In certain industries–manufacturing, food, and drink–the idea of “tradition” carries a certain amount of cultural caché. Levi’s 501s highlight their status as the “original” jeans and remain bestsellers. Legacy breweries like Guinness align their traditional methods with a commitment to quality and a refusal to cut corners. And while it’s true that those are noble business pursuits, tradition can also cover up a host of practices that could benefit from some 21st-century updates.
That’s what Richard Betts saw when he first stepped into the mezcal industry in 2006. An environmental lawyer turned sommelier and liquor company founder, Betts was looking to expand his already successful wine business into tequila. He ended up being drawn instead to its smoky cousin, mezcal, and its epicenter in Oaxaca, Mexico. But as he began to work with various small distilleries in Oaxaca, who prided themselves on long histories of traditional manufacturing, Betts began to build out a list of things he would do differently.
That list turned into a new distillery (or palenque) for Betts’s company, Sombra Mezcal, which opened earlier this year. “What we did when we built the distillery was to go through piece by piece of the production process and keep things that are important to the identity and flavor of the spirit, and change the pieces that are harmful to the people and animals involved, and the environment,” Betts tells Fast Company.

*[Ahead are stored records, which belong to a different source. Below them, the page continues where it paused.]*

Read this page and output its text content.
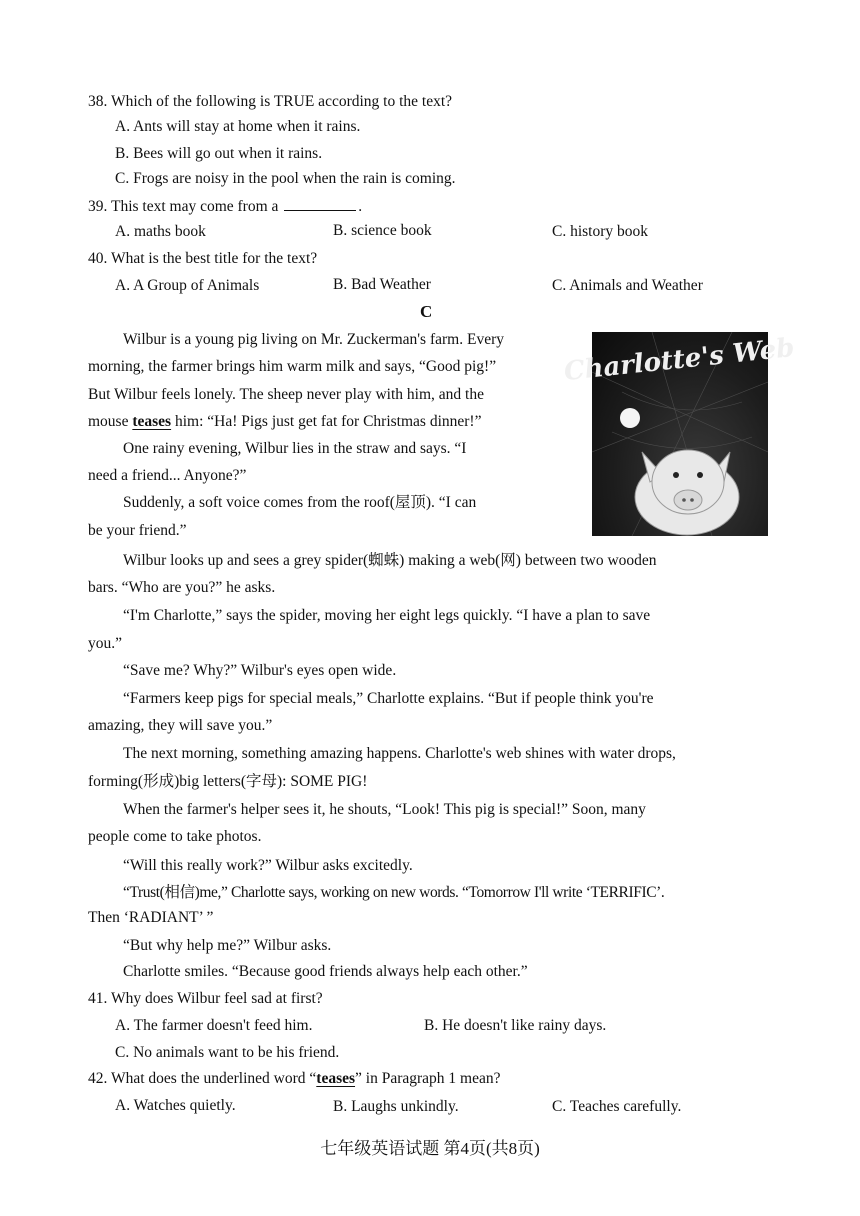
38. Which of the following is TRUE according to the text?
A. Ants will stay at home when it rains.
B. Bees will go out when it rains.
C. Frogs are noisy in the pool when the rain is coming.
39. This text may come from a	.
A. maths book	B. science book	C. history book
40. What is the best title for the text?
A. A Group of Animals	B. Bad Weather	C. Animals and Weather
C
Charlotte's Web
Wilbur is a young pig living on Mr. Zuckerman's farm. Every
morning, the farmer brings him warm milk and says, “Good pig!”
But Wilbur feels lonely. The sheep never play with him, and the
mouse teases him: “Ha! Pigs just get fat for Christmas dinner!”
One rainy evening, Wilbur lies in the straw and says. “I
need a friend... Anyone?”
Suddenly, a soft voice comes from the roof(屋顶). “I can
be your friend.”
Wilbur looks up and sees a grey spider(蜘蛛) making a web(网) between two wooden
bars. “Who are you?” he asks.
“I'm Charlotte,” says the spider, moving her eight legs quickly. “I have a plan to save
you.”
“Save me? Why?” Wilbur's eyes open wide.
“Farmers keep pigs for special meals,” Charlotte explains. “But if people think you're
amazing, they will save you.”
The next morning, something amazing happens. Charlotte's web shines with water drops,
forming(形成)big letters(字母): SOME PIG!
When the farmer's helper sees it, he shouts, “Look! This pig is special!” Soon, many
people come to take photos.
“Will this really work?” Wilbur asks excitedly.
“Trust(相信)me,” Charlotte says, working on new words. “Tomorrow I'll write ‘TERRIFIC’.
Then ‘RADIANT’ ”
“But why help me?” Wilbur asks.
Charlotte smiles. “Because good friends always help each other.”
41. Why does Wilbur feel sad at first?
A. The farmer doesn't feed him.	B. He doesn't like rainy days.
C. No animals want to be his friend.
42. What does the underlined word “teases” in Paragraph 1 mean?
A. Watches quietly.	B. Laughs unkindly.	C. Teaches carefully.
七年级英语试题 第4页(共8页)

That change began, Betts says, by bringing the whole mezcal supply chain under Sombra’s purview. Traditionally, it’s fragmented: The people who grow the agave plants (which form the base of the spirit) sell to distillers, as do the people who supply the wood that distillers use in the ovens to cook the agave before it’s fermented. Money changes hands, but information about the extraction of the resources does not always come with it. Sombra is contracting with growers that source trees and agave from land managed by the government; for each tree cut down, another three are planted, and because an agave plant takes seven years to grow, Betts is projecting how much agave Sombra will need to sustain its operations seven years from now, and encouraging growers to plant that many plants to replace each one used today.
And once those agave plants are cooked in the distillery, they’re traditionally ground up in a millstone that’s turned by a donkey. Animal labor, Betts says, is an aspect of manufacturing that should’ve disappeared long ago; he’s installed an electric mill in the factory that’s powered by eight solar panels on the top of the distillery. To further lessen the distillery’s environmental footprint, Betts is using a rainwater harvesting system to collect water that’s then used in the agave fermentation process.

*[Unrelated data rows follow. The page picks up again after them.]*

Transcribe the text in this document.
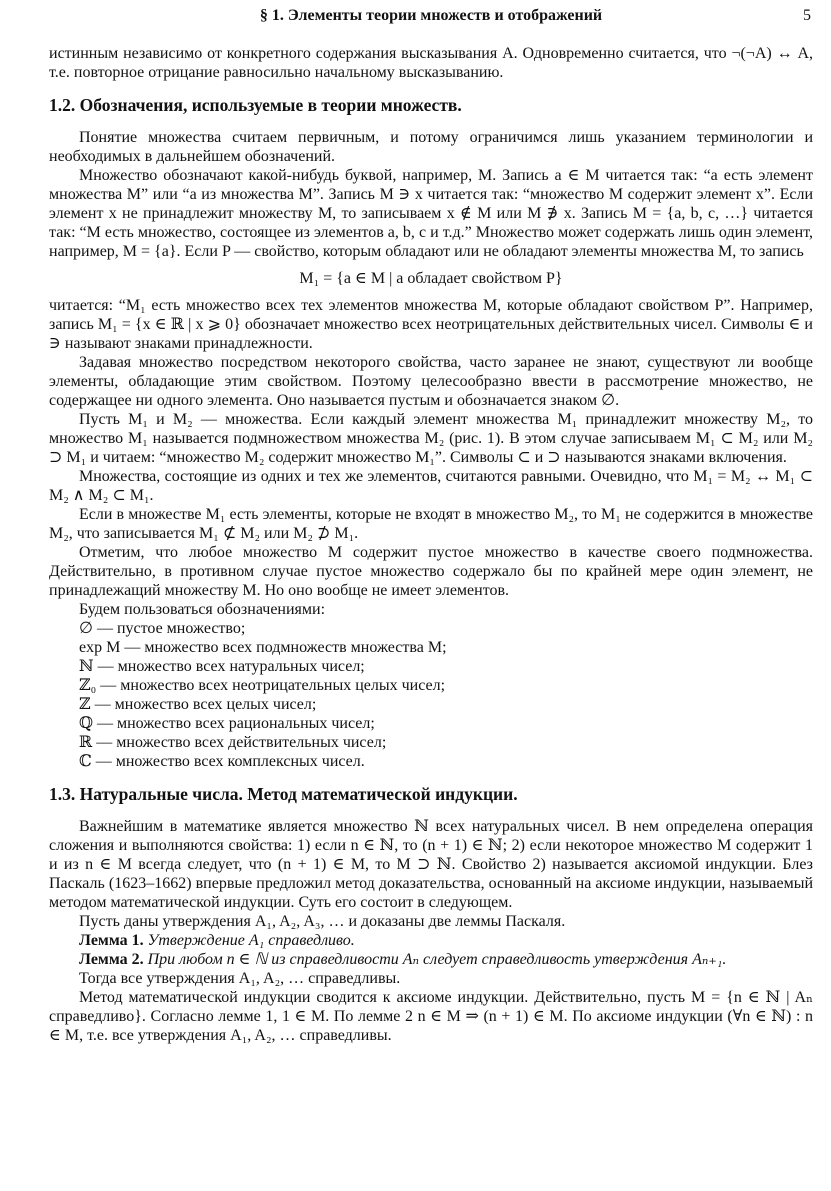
§ 1. Элементы теории множеств и отображений	5

истинным независимо от конкретного содержания высказывания A. Одновременно считается, что ¬(¬A) ↔ A, т.е. повторное отрицание равносильно начальному высказыванию.

1.2. Обозначения, используемые в теории множеств.

Понятие множества считаем первичным, и потому ограничимся лишь указанием терминологии и необходимых в дальнейшем обозначений.

Множество обозначают какой-нибудь буквой, например, M. Запись a ∈ M читается так: “a есть элемент множества M” или “a из множества M”. Запись M ∋ x читается так: “множество M содержит элемент x”. Если элемент x не принадлежит множеству M, то записываем x ∉ M или M ∌ x. Запись M = {a, b, c, …} читается так: “M есть множество, состоящее из элементов a, b, c и т.д.” Множество может содержать лишь один элемент, например, M = {a}. Если P — свойство, которым обладают или не обладают элементы множества M, то запись

M₁ = {a ∈ M | a обладает свойством P}

читается: “M₁ есть множество всех тех элементов множества M, которые обладают свойством P”. Например, запись M₁ = {x ∈ ℝ | x ⩾ 0} обозначает множество всех неотрицательных действительных чисел. Символы ∈ и ∋ называют знаками принадлежности.

Задавая множество посредством некоторого свойства, часто заранее не знают, существуют ли вообще элементы, обладающие этим свойством. Поэтому целесообразно ввести в рассмотрение множество, не содержащее ни одного элемента. Оно называется пустым и обозначается знаком ∅.

Пусть M₁ и M₂ — множества. Если каждый элемент множества M₁ принадлежит множеству M₂, то множество M₁ называется подмножеством множества M₂ (рис. 1). В этом случае записываем M₁ ⊂ M₂ или M₂ ⊃ M₁ и читаем: “множество M₂ содержит множество M₁”. Символы ⊂ и ⊃ называются знаками включения.

Множества, состоящие из одних и тех же элементов, считаются равными. Очевидно, что M₁ = M₂ ↔ M₁ ⊂ M₂ ∧ M₂ ⊂ M₁.

Если в множестве M₁ есть элементы, которые не входят в множество M₂, то M₁ не содержится в множестве M₂, что записывается M₁ ⊄ M₂ или M₂ ⊅ M₁.

Отметим, что любое множество M содержит пустое множество в качестве своего подмножества. Действительно, в противном случае пустое множество содержало бы по крайней мере один элемент, не принадлежащий множеству M. Но оно вообще не имеет элементов.

Будем пользоваться обозначениями:

∅ — пустое множество;
exp M — множество всех подмножеств множества M;
ℕ — множество всех натуральных чисел;
ℤ₀ — множество всех неотрицательных целых чисел;
ℤ — множество всех целых чисел;
ℚ — множество всех рациональных чисел;
ℝ — множество всех действительных чисел;
ℂ — множество всех комплексных чисел.
1.3. Натуральные числа. Метод математической индукции.

Важнейшим в математике является множество ℕ всех натуральных чисел. В нем определена операция сложения и выполняются свойства: 1) если n ∈ ℕ, то (n + 1) ∈ ℕ; 2) если некоторое множество M содержит 1 и из n ∈ M всегда следует, что (n + 1) ∈ M, то M ⊃ ℕ. Свойство 2) называется аксиомой индукции. Блез Паскаль (1623–1662) впервые предложил метод доказательства, основанный на аксиоме индукции, называемый методом математической индукции. Суть его состоит в следующем.

Пусть даны утверждения A₁, A₂, A₃, … и доказаны две леммы Паскаля.

Лемма 1. Утверждение A₁ справедливо.
Лемма 2. При любом n ∈ ℕ из справедливости Aₙ следует справедливость утверждения Aₙ₊₁.

Тогда все утверждения A₁, A₂, … справедливы.

Метод математической индукции сводится к аксиоме индукции. Действительно, пусть M = {n ∈ ℕ | Aₙ справедливо}. Согласно лемме 1, 1 ∈ M. По лемме 2 n ∈ M ⇒ (n + 1) ∈ M. По аксиоме индукции (∀n ∈ ℕ) : n ∈ M, т.е. все утверждения A₁, A₂, … справедливы.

The end of the mezcal production process is often the most wasteful. Typically, the spent agave fibers, left over after the spirit has fermented, are dumped into local waterways, along with the acidic liquid byproduct, which is approximately 10 times the volume of liquor produced. The toxic waste is killing local fish supplies and contaminating drinking water. To break that cycle and move toward zero waste, Sombra is developing a technique to combine the two forms of waste to create adobe bricks, with the addition of dirt from around the distillery. The mud is then transported to a machine a couple hours away that is able to compress the mixture into a strong brick in 60 seconds.
The concept is still new, and Betts says Sombra will build a small kitchen wall inside the distillery to double-test their structural integrity before donating them to public works projects in Santiago Matatlan, the Oaxacan town where Sombra’s Palenque is located. Betts knows that what he’s doing at the distillery is raising some eyebrows for how its modernizing a process revered as a historical relic in and of itself, but from his perspective, the means of making mezcal will create its own demise if it continues to damage the land and the resources around it. “I see our factory as tradition improved,” Betts says.